Hemispheric asymmetry in future wave power changes: Seasonality and physical mechanisms

Abstract

This study inspects the global changes in ocean wave power (WP) by the end of the 21st century, relative to the 1979–2005 period, focusing on seasonality and physical mechanisms. The multimodel ocean wave simulations from WAVEWATCH-III, forced with surface winds simulated by seven different CMIP5 global climate models, are particularly examined. These models robustly show a hemispheric asymmetry in WP changes, that is, a decrease in the Northern Hemisphere but an increase in the tropics and Southern Hemisphere, with large seasonal and regional variations.

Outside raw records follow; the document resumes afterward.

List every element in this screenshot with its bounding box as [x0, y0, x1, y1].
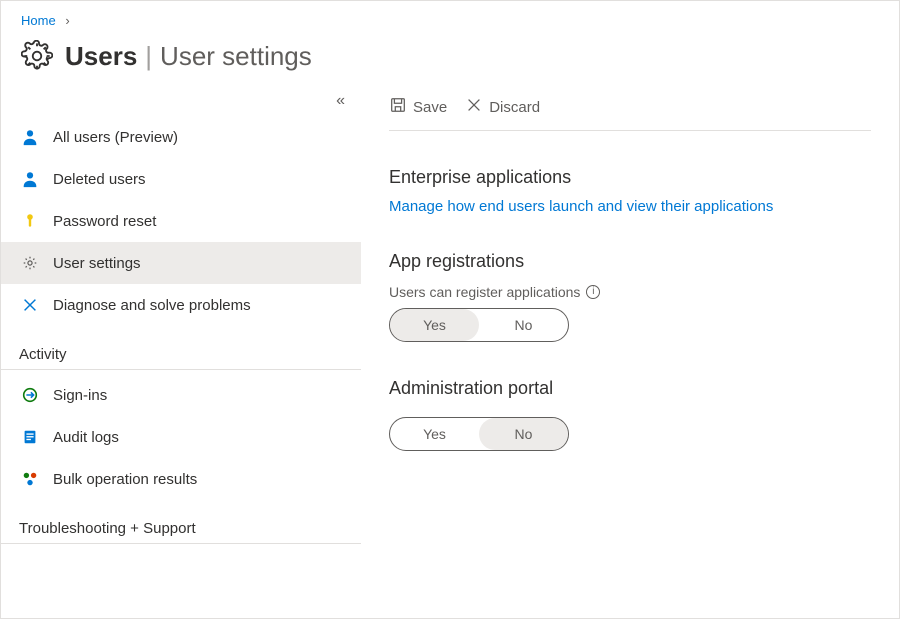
sidebar: « All users (Preview) Deleted users Pass… [1, 92, 361, 609]
sidebar-item-label: User settings [53, 255, 141, 272]
chevron-right-icon: › [65, 13, 69, 28]
discard-label: Discard [489, 99, 540, 116]
section-enterprise-apps-title: Enterprise applications [389, 167, 871, 188]
sidebar-item-user-settings[interactable]: User settings [1, 242, 361, 284]
log-icon [19, 426, 41, 448]
key-icon [19, 210, 41, 232]
sidebar-item-label: Sign-ins [53, 387, 107, 404]
save-icon [389, 96, 407, 118]
sidebar-item-diagnose[interactable]: Diagnose and solve problems [1, 284, 361, 326]
page-title: Users [65, 41, 137, 72]
sidebar-item-signins[interactable]: Sign-ins [1, 374, 361, 416]
gear-icon [19, 38, 55, 74]
collapse-sidebar-icon[interactable]: « [336, 92, 345, 110]
app-reg-toggle-no[interactable]: No [479, 309, 568, 341]
section-admin-portal-title: Administration portal [389, 378, 871, 399]
sidebar-item-deleted-users[interactable]: Deleted users [1, 158, 361, 200]
bulk-icon [19, 468, 41, 490]
person-icon [19, 126, 41, 148]
section-app-registrations-title: App registrations [389, 251, 871, 272]
app-reg-toggle: Yes No [389, 308, 569, 342]
sidebar-item-label: Bulk operation results [53, 471, 197, 488]
info-icon[interactable]: i [586, 285, 600, 299]
title-separator: | [145, 41, 152, 72]
sidebar-item-label: All users (Preview) [53, 129, 178, 146]
signin-icon [19, 384, 41, 406]
page-subtitle: User settings [160, 41, 312, 72]
discard-button[interactable]: Discard [465, 96, 540, 118]
admin-portal-toggle: Yes No [389, 417, 569, 451]
toolbar: Save Discard [389, 92, 871, 131]
wrench-icon [19, 294, 41, 316]
save-button[interactable]: Save [389, 96, 447, 118]
sidebar-section-troubleshoot: Troubleshooting + Support [1, 506, 361, 544]
save-label: Save [413, 99, 447, 116]
breadcrumb-home[interactable]: Home [21, 13, 56, 28]
sidebar-item-bulk-results[interactable]: Bulk operation results [1, 458, 361, 500]
sidebar-item-label: Password reset [53, 213, 156, 230]
admin-portal-toggle-no[interactable]: No [479, 418, 568, 450]
sidebar-item-label: Diagnose and solve problems [53, 297, 251, 314]
sidebar-item-password-reset[interactable]: Password reset [1, 200, 361, 242]
close-icon [465, 96, 483, 118]
admin-portal-toggle-yes[interactable]: Yes [390, 418, 479, 450]
person-icon [19, 168, 41, 190]
app-reg-toggle-yes[interactable]: Yes [390, 309, 479, 341]
sidebar-item-label: Deleted users [53, 171, 146, 188]
breadcrumb: Home › [1, 1, 899, 32]
sidebar-section-activity: Activity [1, 332, 361, 370]
sidebar-item-label: Audit logs [53, 429, 119, 446]
sidebar-item-all-users[interactable]: All users (Preview) [1, 116, 361, 158]
app-reg-field-label: Users can register applications i [389, 284, 871, 300]
gear-icon [19, 252, 41, 274]
enterprise-apps-link[interactable]: Manage how end users launch and view the… [389, 198, 871, 215]
sidebar-item-audit-logs[interactable]: Audit logs [1, 416, 361, 458]
content-pane: Save Discard Enterprise applications Man… [361, 92, 899, 609]
page-header: Users | User settings [1, 32, 899, 92]
app-reg-label-text: Users can register applications [389, 284, 580, 300]
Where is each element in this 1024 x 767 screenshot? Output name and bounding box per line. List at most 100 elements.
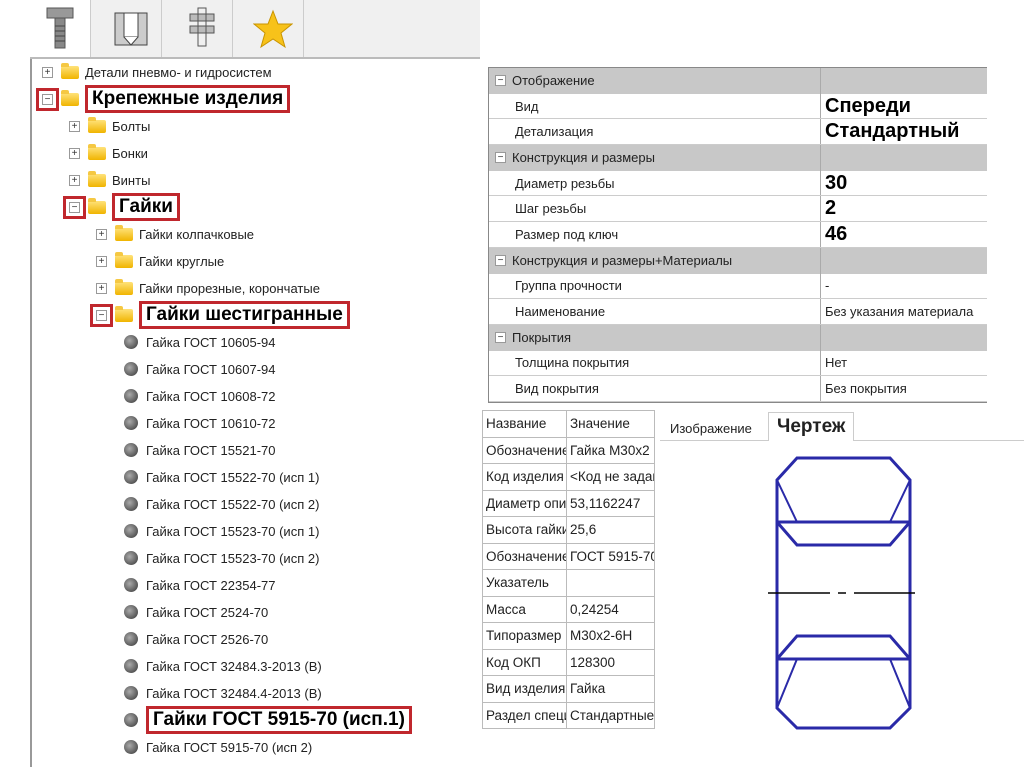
property-row[interactable]: Размер под ключ 46 (489, 222, 987, 248)
property-value[interactable]: Стандартный (821, 119, 987, 144)
property-row[interactable]: Группа прочности - (489, 273, 987, 300)
property-group[interactable]: − Конструкция и размеры+Материалы (489, 247, 987, 274)
tree-item[interactable]: − Гайки (63, 193, 180, 221)
tree-item[interactable]: + Болты (69, 113, 150, 139)
tree-item[interactable]: Гайка ГОСТ 22354-77 (124, 572, 276, 598)
assembly-icon (189, 7, 215, 47)
tree-item[interactable]: + Винты (69, 167, 150, 193)
tab-favorites[interactable] (243, 0, 304, 57)
property-row[interactable]: Детализация Стандартный (489, 119, 987, 146)
table-row[interactable]: Обозначение ГОСТ 5915-70 (482, 542, 655, 570)
tree-item[interactable]: Гайка ГОСТ 15522-70 (исп 2) (124, 491, 319, 517)
table-row[interactable]: Высота гайки 25,6 (482, 516, 655, 544)
tab-assemblies[interactable] (172, 0, 233, 57)
tree-item[interactable]: + Детали пневмо- и гидросистем (42, 59, 272, 85)
collapse-icon[interactable]: − (63, 195, 86, 219)
property-group[interactable]: − Конструкция и размеры (489, 145, 987, 171)
tree-item[interactable]: − Гайки шестигранные (90, 301, 350, 329)
tree-item[interactable]: Гайка ГОСТ 32484.4-2013 (В) (124, 680, 322, 706)
expand-icon[interactable]: + (69, 174, 80, 186)
tree-item[interactable]: Гайка ГОСТ 2526-70 (124, 626, 268, 652)
collapse-icon[interactable]: − (90, 303, 113, 327)
tree-item[interactable]: Гайка ГОСТ 32484.3-2013 (В) (124, 653, 322, 679)
tree-item[interactable]: Гайка ГОСТ 15521-70 (124, 437, 276, 463)
property-row[interactable]: Шаг резьбы 2 (489, 196, 987, 223)
star-icon (253, 9, 293, 48)
tree-item[interactable]: Гайка ГОСТ 10607-94 (124, 356, 276, 382)
property-row[interactable]: Наименование Без указания материала (489, 299, 987, 325)
tree-item[interactable]: Гайки ГОСТ 5915-70 (исп.1) (124, 706, 412, 734)
tree-item[interactable]: Гайка ГОСТ 10610-72 (124, 410, 276, 436)
nut-icon (124, 497, 138, 511)
collapse-icon[interactable]: − (495, 75, 506, 87)
attribute-value: Гайка М30x2 (566, 436, 655, 464)
expand-icon[interactable]: + (69, 120, 80, 132)
property-name-cell: Группа прочности (489, 273, 821, 299)
tab-drawing[interactable]: Чертеж (768, 412, 855, 441)
tree-item[interactable]: + Гайки колпачковые (96, 221, 254, 247)
tree-item[interactable]: Гайка ГОСТ 10608-72 (124, 383, 276, 409)
tree-item-label: Гайка ГОСТ 15521-70 (146, 442, 276, 458)
table-row[interactable]: Диаметр описанной53,1162247 (482, 489, 655, 517)
tab-holes[interactable] (101, 0, 162, 57)
attribute-value: Гайка (566, 675, 655, 703)
expand-icon[interactable]: + (96, 282, 107, 294)
expand-icon[interactable]: + (96, 228, 107, 240)
tab-fasteners[interactable] (30, 0, 91, 57)
tree-item[interactable]: − Крепежные изделия (36, 85, 291, 113)
nut-icon (124, 416, 138, 430)
property-value[interactable]: - (821, 274, 987, 299)
table-row[interactable]: Вид изделия Гайка (482, 675, 655, 703)
table-row[interactable]: Раздел спецификацииСтандартные изделия (482, 701, 655, 729)
table-row[interactable]: Указатель (482, 569, 655, 597)
tree-item[interactable]: + Гайки прорезные, корончатые (96, 275, 320, 301)
folder-icon (61, 62, 79, 79)
tree-item[interactable]: + Бонки (69, 140, 148, 166)
bolt-icon (46, 7, 74, 49)
table-row[interactable]: Код ОКП 128300 (482, 648, 655, 676)
property-value (821, 325, 987, 351)
collapse-icon[interactable]: − (495, 255, 506, 267)
table-row[interactable]: Код изделия<Код не задан> (482, 463, 655, 491)
table-row[interactable]: Типоразмер М30x2-6H (482, 622, 655, 650)
property-value[interactable]: Без указания материала (821, 299, 987, 324)
property-row[interactable]: Вид покрытия Без покрытия (489, 376, 987, 402)
property-name: Наименование (515, 304, 606, 320)
collapse-icon[interactable]: − (495, 152, 506, 164)
tree-item[interactable]: Гайка ГОСТ 10605-94 (124, 329, 276, 355)
expand-icon[interactable]: + (96, 255, 107, 267)
tree-item-label: Гайка ГОСТ 22354-77 (146, 577, 276, 593)
property-group[interactable]: − Отображение (489, 68, 987, 94)
property-value[interactable]: 2 (821, 196, 987, 221)
expand-icon[interactable]: + (42, 66, 53, 78)
property-value[interactable]: 30 (821, 171, 987, 196)
tree-item-label: Бонки (112, 145, 148, 161)
property-value[interactable]: Без покрытия (821, 376, 987, 401)
folder-icon (88, 143, 106, 160)
tree-item[interactable]: Гайка ГОСТ 2524-70 (124, 599, 268, 625)
property-value[interactable]: 46 (821, 222, 987, 247)
property-row[interactable]: Толщина покрытия Нет (489, 350, 987, 377)
attribute-name: Код изделия (482, 463, 567, 491)
collapse-icon[interactable]: − (495, 332, 506, 344)
tree-item[interactable]: Гайка ГОСТ 15522-70 (исп 1) (124, 464, 319, 490)
attribute-name: Обозначение (482, 542, 567, 570)
property-row[interactable]: Вид Спереди (489, 93, 987, 120)
expand-icon[interactable]: + (69, 147, 80, 159)
property-name: Группа прочности (515, 278, 622, 294)
collapse-icon[interactable]: − (36, 87, 59, 111)
tree-item[interactable]: Гайка ГОСТ 5915-70 (исп 2) (124, 734, 312, 760)
tree-item[interactable]: Гайка ГОСТ 15523-70 (исп 2) (124, 545, 319, 571)
property-value[interactable]: Нет (821, 351, 987, 376)
column-header[interactable]: Название (482, 410, 567, 438)
tree-item[interactable]: + Гайки круглые (96, 248, 224, 274)
table-row[interactable]: Масса 0,24254 (482, 595, 655, 623)
tree-item[interactable]: Гайка ГОСТ 15523-70 (исп 1) (124, 518, 319, 544)
tab-image[interactable]: Изображение (662, 418, 760, 439)
property-row[interactable]: Диаметр резьбы 30 (489, 170, 987, 197)
attribute-name: Высота гайки (482, 516, 567, 544)
column-header[interactable]: Значение (566, 410, 655, 438)
table-row[interactable]: Обозначение Гайка М30x2 (482, 436, 655, 464)
property-value[interactable]: Спереди (821, 94, 987, 119)
property-group[interactable]: − Покрытия (489, 324, 987, 351)
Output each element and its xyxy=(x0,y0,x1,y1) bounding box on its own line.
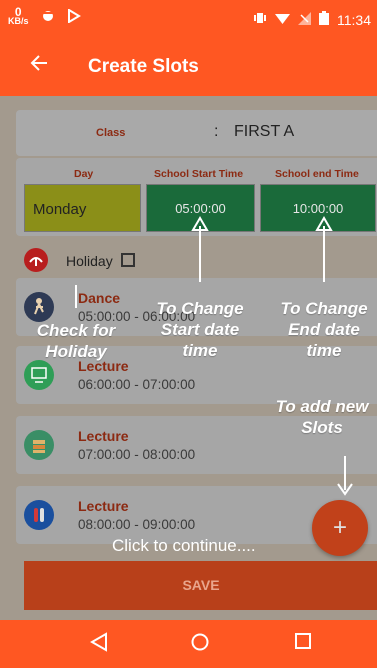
day-field[interactable]: Monday xyxy=(24,184,141,232)
arrow-left-icon[interactable] xyxy=(30,52,48,78)
class-separator: : xyxy=(214,123,219,140)
start-time-hint: To Change Start date time xyxy=(156,299,244,360)
android-notification-icon xyxy=(41,9,55,26)
class-selector[interactable]: Class : FIRST A ▼ xyxy=(16,110,377,156)
slot-time: 06:00:00 - 07:00:00 xyxy=(78,377,196,392)
holiday-label: Holiday xyxy=(66,253,113,269)
slot-name: Lecture xyxy=(78,428,129,444)
vibrate-icon xyxy=(253,11,267,28)
class-value: FIRST A xyxy=(234,123,295,140)
start-time-value: 05:00:00 xyxy=(175,201,226,216)
dance-icon xyxy=(24,292,54,322)
end-time-value: 10:00:00 xyxy=(292,201,344,216)
save-button[interactable]: SAVE xyxy=(24,561,377,610)
slot-time: 07:00:00 - 08:00:00 xyxy=(78,447,196,462)
clock-time: 11:34 xyxy=(337,11,371,28)
slot-name: Lecture xyxy=(78,498,129,514)
page-title: Create Slots xyxy=(88,56,199,77)
start-time-header: School Start Time xyxy=(154,168,244,180)
network-speed-unit: KB/s xyxy=(8,16,29,26)
battery-icon xyxy=(319,11,329,28)
nav-home-icon[interactable] xyxy=(190,632,210,652)
test-tubes-icon xyxy=(24,500,54,530)
arrow-down-icon xyxy=(337,483,353,496)
add-slot-button[interactable]: + xyxy=(312,500,368,556)
arrow-up-icon xyxy=(191,216,209,231)
add-slots-hint: To add new Slots xyxy=(275,397,369,437)
books-icon xyxy=(24,430,54,460)
wifi-icon xyxy=(275,12,290,28)
end-time-hint: To Change End date time xyxy=(280,299,368,360)
nav-recents-icon[interactable] xyxy=(294,632,312,650)
app-bar: Create Slots xyxy=(0,40,377,96)
holiday-hint: Check for Holiday xyxy=(36,321,116,361)
end-time-header: School end Time xyxy=(275,168,359,180)
day-value: Monday xyxy=(33,201,87,218)
class-label: Class xyxy=(96,127,126,139)
holiday-icon xyxy=(24,248,48,272)
nav-back-icon[interactable] xyxy=(90,632,108,652)
system-nav-bar xyxy=(0,620,377,668)
network-speed: 0 KB/s xyxy=(8,6,29,26)
click-to-continue[interactable]: Click to continue.... xyxy=(112,536,256,556)
day-header: Day xyxy=(74,168,94,180)
blackboard-icon xyxy=(24,360,54,390)
slot-time: 08:00:00 - 09:00:00 xyxy=(78,517,196,532)
holiday-hint-arrow xyxy=(75,285,77,308)
slot-name: Dance xyxy=(78,290,121,306)
signal-icon xyxy=(298,11,311,28)
arrow-up-icon xyxy=(315,216,333,231)
status-bar: 0 KB/s 11:34 xyxy=(0,0,377,40)
flag-icon xyxy=(67,7,81,26)
holiday-checkbox[interactable] xyxy=(121,253,135,267)
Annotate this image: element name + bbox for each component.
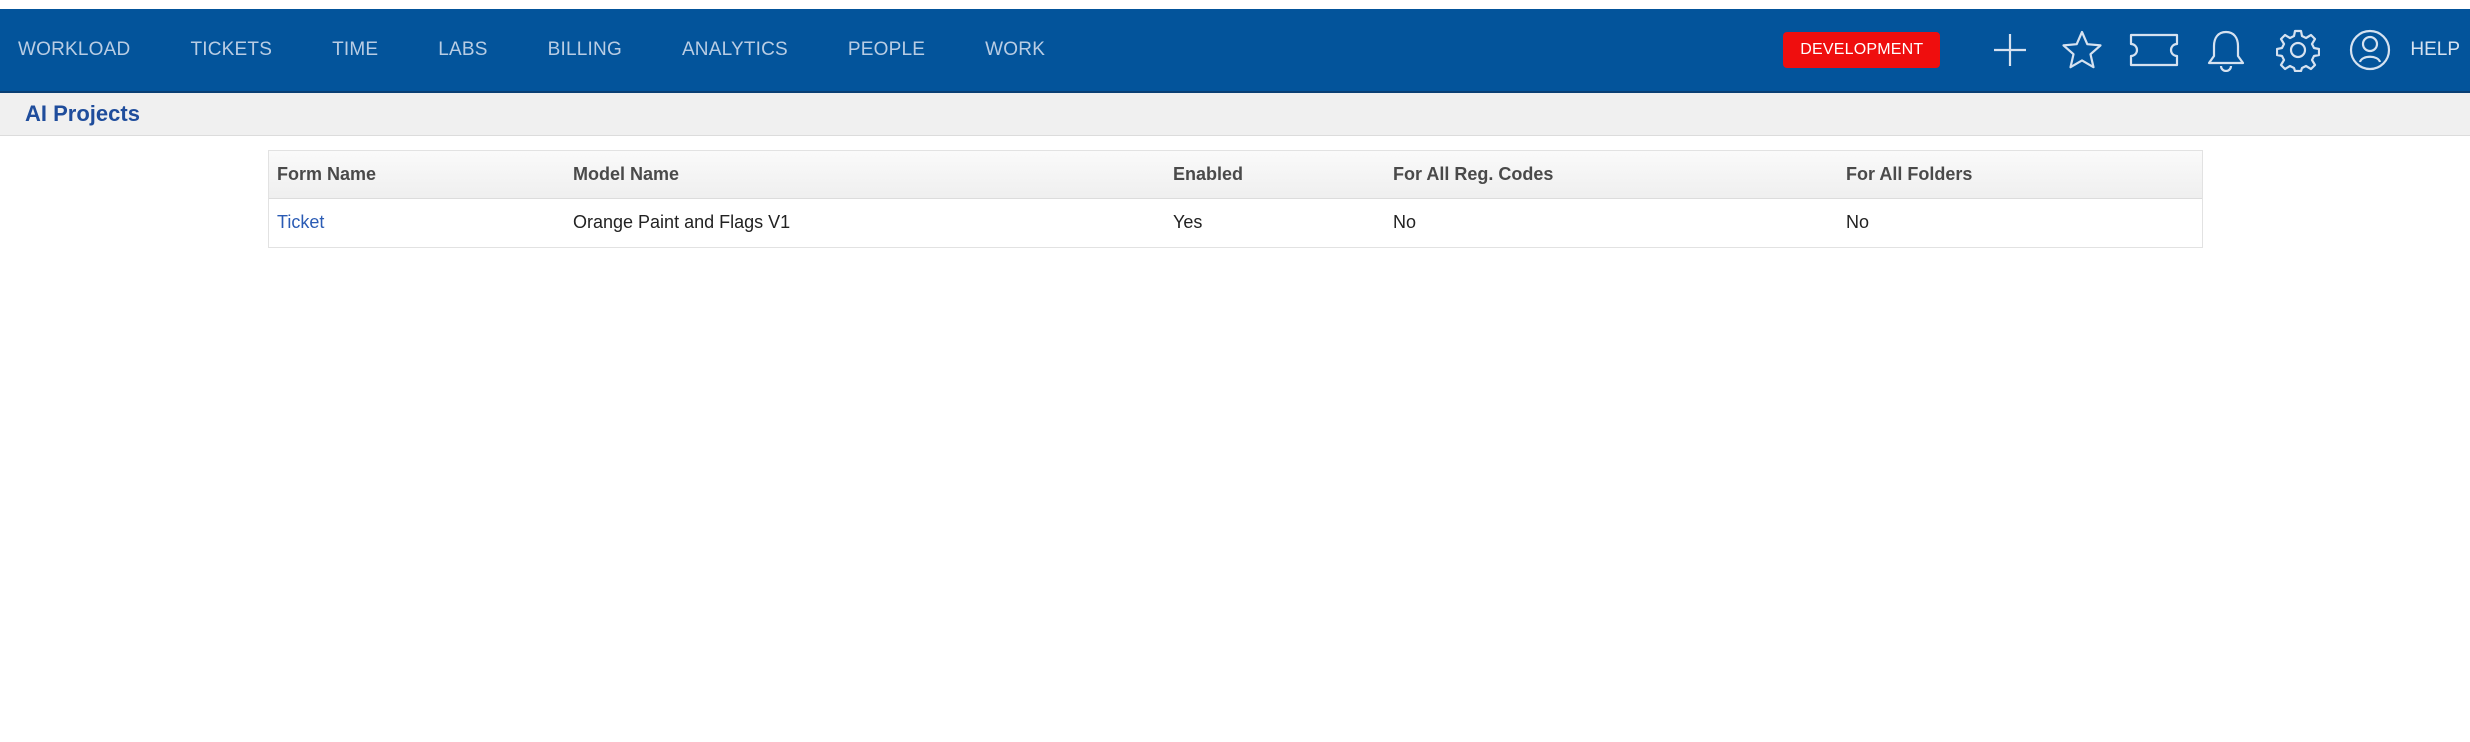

Individual terms of differential WP, which include wave height and wave period changes, are analyzed to isolate the role of each process. Although wave height changes dominate the overall WP changes, wave period changes also play a comparable role in the Southern Hemisphere extratropics especially in the Indian Ocean sector during austral winter (12%). Wave period increase is strikingly higher in austral winter than summer, resembling swell height changes in the Southern Ocean. Intermodel correlation and composite analyses further indicate that the WP increase in the Southern Hemisphere is closely associated with positive Southern Annular Mode (SAM) trend. On the other hand, the WP decrease in the Northern Hemisphere is robustly related with weakened meridional surface temperature gradient during winter, a consequence of Arctic amplification. As a result, models with higher positive SAM trend and larger Arctic warming project stronger hemispheric asymmetries in WP changes.